Enfin, l’auteur dénonce, tout en y feignant d’y succomber, l’illusion d’une Histoire pilotée par des hommes d’exception. Les héros, titre de l’album, sont bien là. Artistes, industriels, savants, politiques. Ils ont leurs réseaux, échafaudent des plans, prennent les décisions importantes. David Vandermeulen dépeint plus un monde tel qu’il se voit lui-même que le monde auquel il adhère. Les déterminismes (matérialisme historique, mouvements sociaux) y sont absents. Seuls des esprits (bien ou mal) éclairés gouvernent ce monde. C’est que cet effet de loupe lui permet d’accentuer les paradoxes et l’ironie de l’Histoire : Juif, Fritz Haber inventa le Zyklon B, qui tua tant de Juifs (mais aussi beaucoup d’autres) pour l’amour d’une Allemagne qui ne l’aimait pas. Dans l’autre camp, Chaim Weizman, pionnier du sionisme, participe largement à l’effort de guerre britannique pour la production du TNT. C’est donc avec une certaine ironie que sont dépeints les héros du titre. Au reste, les vrais héros contemporains (ceux des vainqueurs tels qu’Einstein, Weizman) ne sont pas épargnés : ils ont côtoyé le diable et en acceptant son hospitalité, lui ont accordé crédit.

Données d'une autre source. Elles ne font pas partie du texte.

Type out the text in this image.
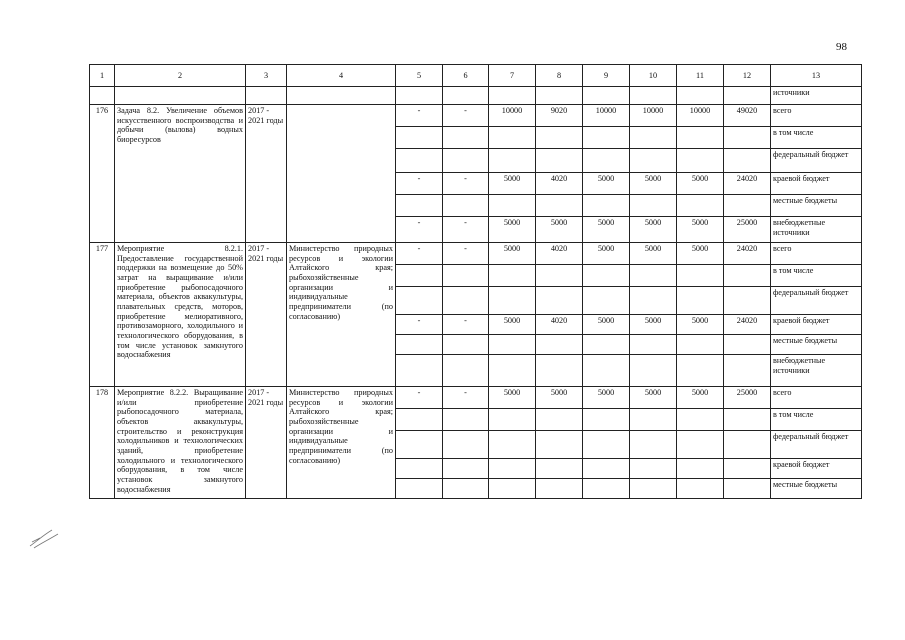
98
1	2	3	4	5	6	7	8	9	10	11	12	13
												источники
176	Задача 8.2. Увеличение объемов искусственного воспроизводства и добычи (вылова) водных биоресурсов	2017 - 2021 годы		-	-	10000	9020	10000	10000	10000	49020	всего
												в том числе
												федеральный бюджет
				-	-	5000	4020	5000	5000	5000	24020	краевой бюджет
												местные бюджеты
				-	-	5000	5000	5000	5000	5000	25000	внебюджетные источники
177	Мероприятие 8.2.1. Предоставление государственной поддержки на возмещение до 50% затрат на выращивание и/или приобретение рыбопосадочного материала, объектов аквакультуры, плавательных средств, моторов, приобретение мелиоративного, противозаморного, холодильного и технологического оборудования, в том числе установок замкнутого водоснабжения	2017 - 2021 годы	Министерство природных ресурсов и экологии Алтайского края; рыбохозяйственные организации и индивидуальные предприниматели (по согласованию)	-	-	5000	4020	5000	5000	5000	24020	всего
												в том числе
												федеральный бюджет
				-	-	5000	4020	5000	5000	5000	24020	краевой бюджет
												местные бюджеты
												внебюджетные источники
178	Мероприятие 8.2.2. Выращивание и/или приобретение рыбопосадочного материала, объектов аквакультуры, строительство и реконструкция холодильников и технологических зданий, приобретение холодильного и технологического оборудования, в том числе установок замкнутого водоснабжения	2017 - 2021 годы	Министерство природных ресурсов и экологии Алтайского края; рыбохозяйственные организации и индивидуальные предприниматели (по согласованию)	-	-	5000	5000	5000	5000	5000	25000	всего
												в том числе
												федеральный бюджет
												краевой бюджет
												местные бюджеты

Si le récit n’est pas dénué d’une réflexion épistémologique (comment la science en vient-elle à être utilisée contre l’homme ?), il brille par sa construction rigoureuse, en une série d’épisodes qui émaillent l’agenda apocalyptique de l’Histoire. Peu de discours. Des dialogues, des rencontres entre humains, contextualisées (événements, aventures amoureuses, situations familiales), l’évolution d’une pensée, d’un engagement personnel. L’éclectisme des thèmes abordés, les citations savantes donnent au récit une dimension universelle et intemporelle. Une grande réussite narrative.
Il faut louer, enfin, l’originalité du graphisme. Des aquarelles en forme de photos sépia délavées qui donnent à la fois le rendu du déroulement d’un film muet et d’une tonalité picturale en phase avec son époque. Des inserts de textes encadrés accentuent l’effet cinéma d’actualité émergent. Les dessins sont centrés sur les figures des personnages pour en saisir l’intimité intellectuelle et affective. À l’instar de la couverture, chaque case fait figure d’instantané vaporeux ou de trace mnésique. Entre rêve et réalité passée. Une grande réussite graphique.